2011-03-12 11:50:21

by Tejun Heo

[permalink] [raw]
Subject: [PATCH tip:x86/mm 1/3] x86: A fast way to check capabilities of the current cpu

From: Christoph Lameter <[email protected]>

Add this_cpu_has() which determines if the current cpu has a certain
ability using a segment prefix and a bit test operation.

For that we need to add bit operations to x86s percpu.h.

Many uses of cpu_has use a pointer passed to a function to determine
the current flags. That is no longer necessary after this patch.

However, this patch only converts the straightforward cases where
cpu_has is used with this_cpu_ptr. The rest is work for later.

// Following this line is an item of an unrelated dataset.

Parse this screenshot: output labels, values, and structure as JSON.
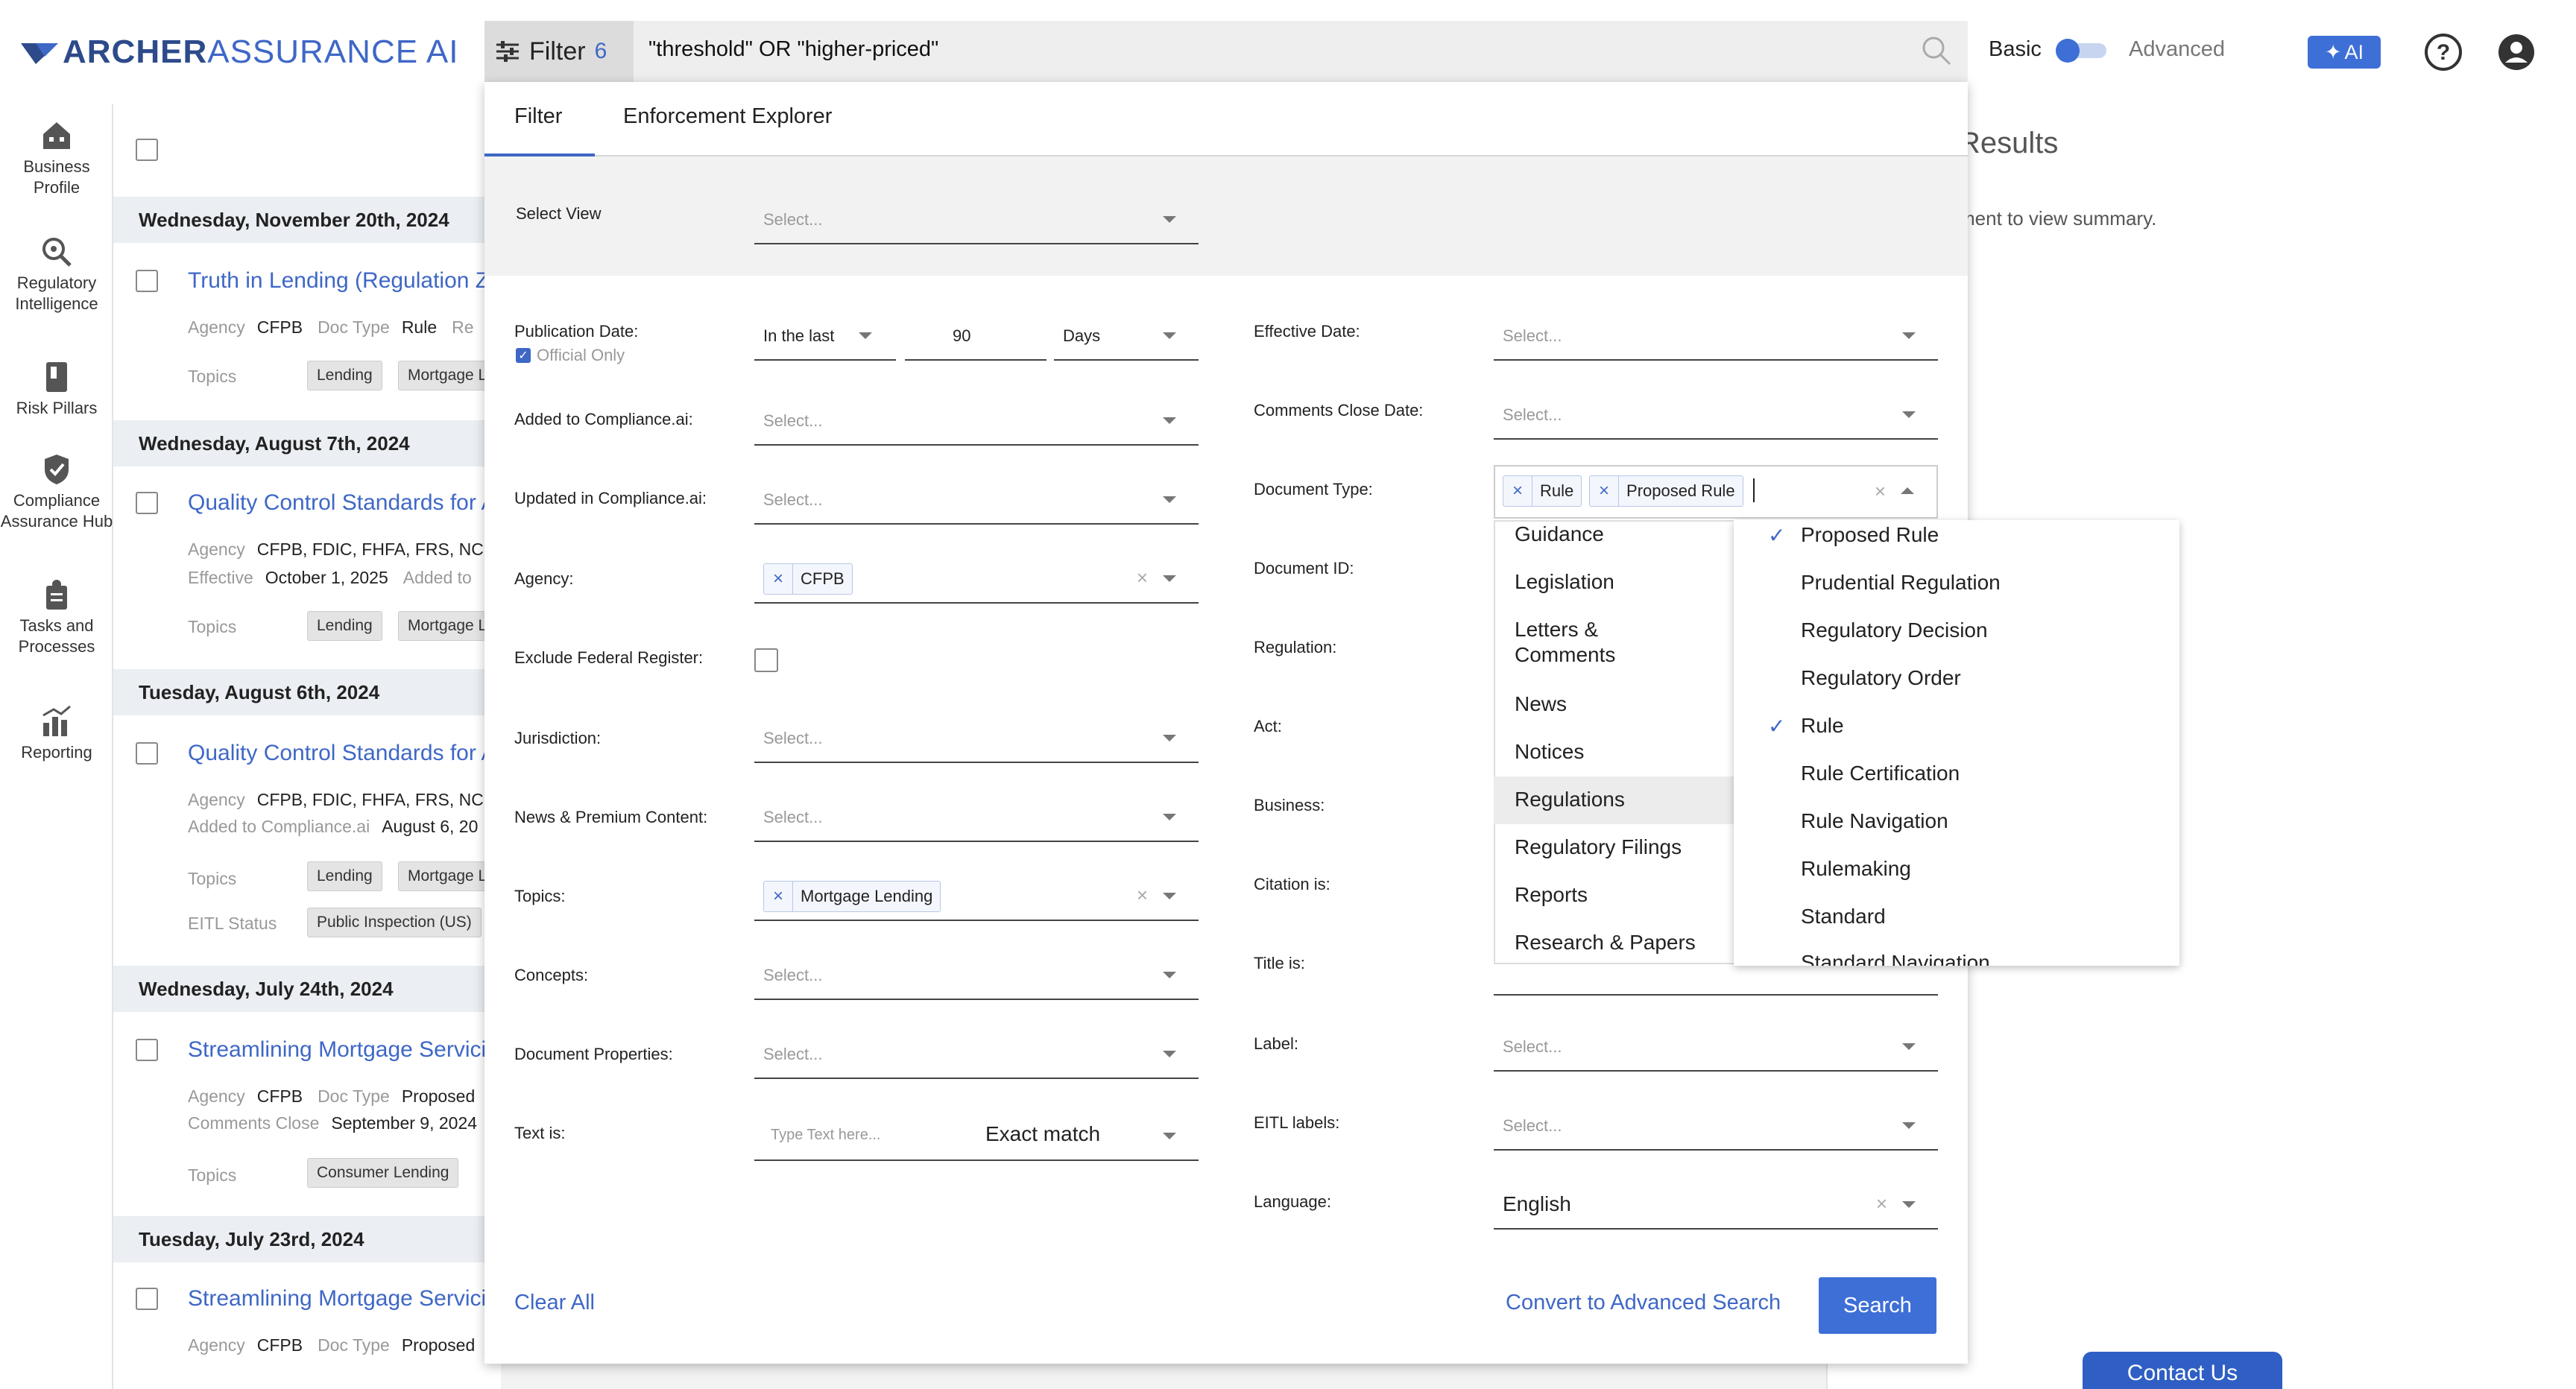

-tj: Rolled up patch to add x86_ prefix and use percpu_read() instead
of percpu_read_stable().

Signed-off-by: Christoph Lameter <[email protected]>
Acked-by: Tejun Heo <[email protected]>
---
Ingo, can you please route these three patches? These patches are
somewhere inbetween percpu and x86 but fit x86 better. I generated
them on top of tip:x86/mm but if you want it based on something else,
just let me know. If you want these to be routed through x86/mm, I
can apply it there and send pull request too.

Thanks.

arch/x86/include/asm/cpufeature.h | 13 +++++++++----
arch/x86/include/asm/percpu.h | 27 +++++++++++++++++++++++++++
arch/x86/kernel/apic/apic.c | 2 +-
arch/x86/kernel/process.c | 4 ++--
arch/x86/kernel/smpboot.c | 4 ++--
5 files changed, 41 insertions(+), 9 deletions(-)

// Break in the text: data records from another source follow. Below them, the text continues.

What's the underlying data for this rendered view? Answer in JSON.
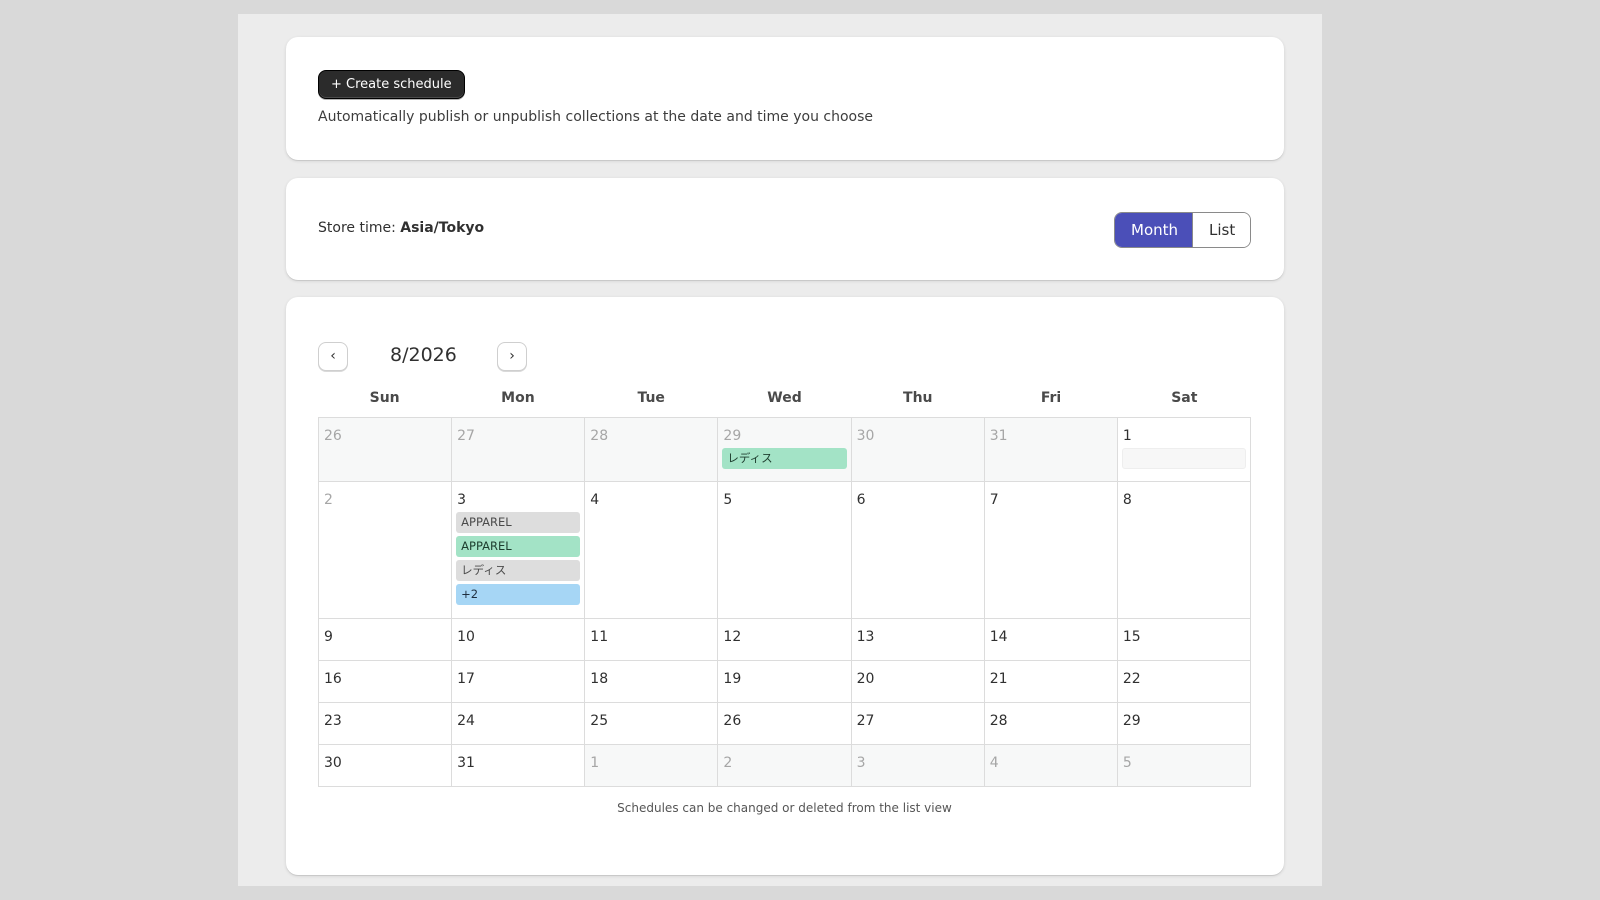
{
  "header": {
    "create_label": "+ Create schedule",
    "description": "Automatically publish or unpublish collections at the date and time you choose"
  },
  "store": {
    "label": "Store time: ",
    "timezone": "Asia/Tokyo",
    "view_month": "Month",
    "view_list": "List",
    "active_view": "Month",
    "accent_color": "#4b4fb8"
  },
  "calendar": {
    "prev_label": "‹",
    "next_label": "›",
    "month_label": "8/2026",
    "weekdays": [
      "Sun",
      "Mon",
      "Tue",
      "Wed",
      "Thu",
      "Fri",
      "Sat"
    ],
    "weeks": [
      [
        {
          "d": "26",
          "other": true,
          "events": []
        },
        {
          "d": "27",
          "other": true,
          "events": []
        },
        {
          "d": "28",
          "other": true,
          "events": []
        },
        {
          "d": "29",
          "other": true,
          "events": [
            {
              "label": "レディス",
              "color": "green"
            }
          ]
        },
        {
          "d": "30",
          "other": true,
          "events": []
        },
        {
          "d": "31",
          "other": true,
          "events": []
        },
        {
          "d": "1",
          "other": false,
          "events": [
            {
              "label": "",
              "color": "ghost"
            }
          ]
        }
      ],
      [
        {
          "d": "2",
          "other": false,
          "dim": true,
          "events": []
        },
        {
          "d": "3",
          "other": false,
          "events": [
            {
              "label": "APPAREL",
              "color": "gray"
            },
            {
              "label": "APPAREL",
              "color": "green"
            },
            {
              "label": "レディス",
              "color": "gray"
            },
            {
              "label": "+2",
              "color": "blue"
            }
          ]
        },
        {
          "d": "4",
          "other": false,
          "events": []
        },
        {
          "d": "5",
          "other": false,
          "events": []
        },
        {
          "d": "6",
          "other": false,
          "events": []
        },
        {
          "d": "7",
          "other": false,
          "events": []
        },
        {
          "d": "8",
          "other": false,
          "events": []
        }
      ],
      [
        {
          "d": "9",
          "other": false,
          "events": []
        },
        {
          "d": "10",
          "other": false,
          "events": []
        },
        {
          "d": "11",
          "other": false,
          "events": []
        },
        {
          "d": "12",
          "other": false,
          "events": []
        },
        {
          "d": "13",
          "other": false,
          "events": []
        },
        {
          "d": "14",
          "other": false,
          "events": []
        },
        {
          "d": "15",
          "other": false,
          "events": []
        }
      ],
      [
        {
          "d": "16",
          "other": false,
          "events": []
        },
        {
          "d": "17",
          "other": false,
          "events": []
        },
        {
          "d": "18",
          "other": false,
          "events": []
        },
        {
          "d": "19",
          "other": false,
          "events": []
        },
        {
          "d": "20",
          "other": false,
          "events": []
        },
        {
          "d": "21",
          "other": false,
          "events": []
        },
        {
          "d": "22",
          "other": false,
          "events": []
        }
      ],
      [
        {
          "d": "23",
          "other": false,
          "events": []
        },
        {
          "d": "24",
          "other": false,
          "events": []
        },
        {
          "d": "25",
          "other": false,
          "events": []
        },
        {
          "d": "26",
          "other": false,
          "events": []
        },
        {
          "d": "27",
          "other": false,
          "events": []
        },
        {
          "d": "28",
          "other": false,
          "events": []
        },
        {
          "d": "29",
          "other": false,
          "events": []
        }
      ],
      [
        {
          "d": "30",
          "other": false,
          "events": []
        },
        {
          "d": "31",
          "other": false,
          "events": []
        },
        {
          "d": "1",
          "other": true,
          "events": []
        },
        {
          "d": "2",
          "other": true,
          "events": []
        },
        {
          "d": "3",
          "other": true,
          "events": []
        },
        {
          "d": "4",
          "other": true,
          "events": []
        },
        {
          "d": "5",
          "other": true,
          "events": []
        }
      ]
    ],
    "footer_note": "Schedules can be changed or deleted from the list view"
  }
}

Index: work/arch/x86/include/asm/cpufeature.h
===================================================================
--- work.orig/arch/x86/include/asm/cpufeature.h
+++ work/arch/x86/include/asm/cpufeature.h
@@ -206,8 +206,7 @@ extern const char * const x86_power_flag
#define test_cpu_cap(c, bit) \
test_bit(bit, (unsigned long *)((c)->x86_capability))

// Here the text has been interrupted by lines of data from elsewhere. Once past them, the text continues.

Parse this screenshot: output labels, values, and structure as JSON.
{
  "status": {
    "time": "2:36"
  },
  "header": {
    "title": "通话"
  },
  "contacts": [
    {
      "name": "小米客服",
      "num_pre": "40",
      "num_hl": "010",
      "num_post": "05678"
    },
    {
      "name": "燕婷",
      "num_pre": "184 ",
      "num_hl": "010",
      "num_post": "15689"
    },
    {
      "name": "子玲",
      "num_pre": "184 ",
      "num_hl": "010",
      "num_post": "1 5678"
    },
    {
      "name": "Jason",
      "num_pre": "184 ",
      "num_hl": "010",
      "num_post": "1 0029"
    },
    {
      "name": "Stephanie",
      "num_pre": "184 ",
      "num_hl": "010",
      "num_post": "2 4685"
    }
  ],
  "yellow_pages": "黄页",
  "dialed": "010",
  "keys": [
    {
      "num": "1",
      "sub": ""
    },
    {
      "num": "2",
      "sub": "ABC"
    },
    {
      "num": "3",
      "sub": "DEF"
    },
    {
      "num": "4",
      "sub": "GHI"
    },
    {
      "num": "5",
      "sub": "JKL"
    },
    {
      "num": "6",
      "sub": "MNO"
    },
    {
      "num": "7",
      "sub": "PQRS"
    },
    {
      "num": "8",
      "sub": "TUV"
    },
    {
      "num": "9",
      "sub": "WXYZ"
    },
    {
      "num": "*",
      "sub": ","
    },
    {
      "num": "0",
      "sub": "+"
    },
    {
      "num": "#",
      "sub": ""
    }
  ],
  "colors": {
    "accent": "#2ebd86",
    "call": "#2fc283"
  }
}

-#define cpu_has(c, bit) \
- (__builtin_constant_p(bit) && \
+#define REQUIRED_MASK_BIT_SET(bit) \
( (((bit)>>5)==0 && (1UL<<((bit)&31) & REQUIRED_MASK0)) || \
(((bit)>>5)==1 && (1UL<<((bit)&31) & REQUIRED_MASK1)) || \
(((bit)>>5)==2 && (1UL<<((bit)&31) & REQUIRED_MASK2)) || \
@@ -217,10 +216,16 @@ extern const char * const x86_power_flag
(((bit)>>5)==6 && (1UL<<((bit)&31) & REQUIRED_MASK6)) || \
(((bit)>>5)==7 && (1UL<<((bit)&31) & REQUIRED_MASK7)) || \
(((bit)>>5)==8 && (1UL<<((bit)&31) & REQUIRED_MASK8)) || \
- (((bit)>>5)==9 && (1UL<<((bit)&31) & REQUIRED_MASK9)) ) \
- ? 1 : \
+ (((bit)>>5)==9 && (1UL<<((bit)&31) & REQUIRED_MASK9)) )
+
+#define cpu_has(c, bit) \
+ (__builtin_constant_p(bit) && REQUIRED_MASK_BIT_SET(bit) ? 1 : \
test_cpu_cap(c, bit))

+#define this_cpu_has(bit) \
+ (__builtin_constant_p(bit) && REQUIRED_MASK_BIT_SET(bit) ? 1 : \
+ x86_this_cpu_test_bit(bit, (unsigned long *)&cpu_info.x86_capability))
+
#define boot_cpu_has(bit) cpu_has(&boot_cpu_data, bit)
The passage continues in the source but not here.